Paxos vs. Blockchain: A User's Perspective

A robust distributed system can tolerate partial failures in the system - that means that the system should continue to work as expected even if parts of it are failing.  There are 3 main 'partial failures' that the field of Distributed Systems tries to solve for:

1.) Out-of-sync system clocks
2.) Process pauses
3.) RPC requests with no response

Paxos is one algorithm that tries to solve for these by using consensus among nodes to decide on the sequence and order of events, but system administrators must tune the timeout parameter to find the best middle ground between waiting too long for a node (one computer in the network of systems) and not waiting long enough.

The blockchain algorithm gets around the idea of time entirely by deciding on an order of events once, and then getting as many nodes as possible to agree and persist the actual ordering itself.  Here's an excerpt straight from Satoshi's paper itself:

The solution we propose begins with a timestamp server.
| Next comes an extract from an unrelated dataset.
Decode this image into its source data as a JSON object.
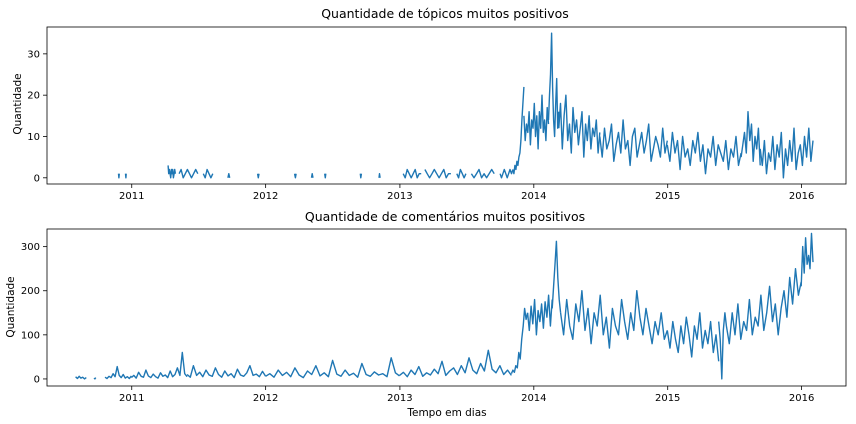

A timestamp server works by taking a hash of a block of items to be timestamped and widely publishing the hash, such as in a newspaper or Usenet post. The timestamp proves that the data must have existed at the time, obviously, in order to get into the hash. Each timestamp includes the previous timestamp in its hash, forming a chain, with each additional timestamp reinforcing the ones before it.

For those interested in advanced Distributed Systems concepts, learning about blockchain is a great way to expand your knowledge and play with the latest ideas in consensus.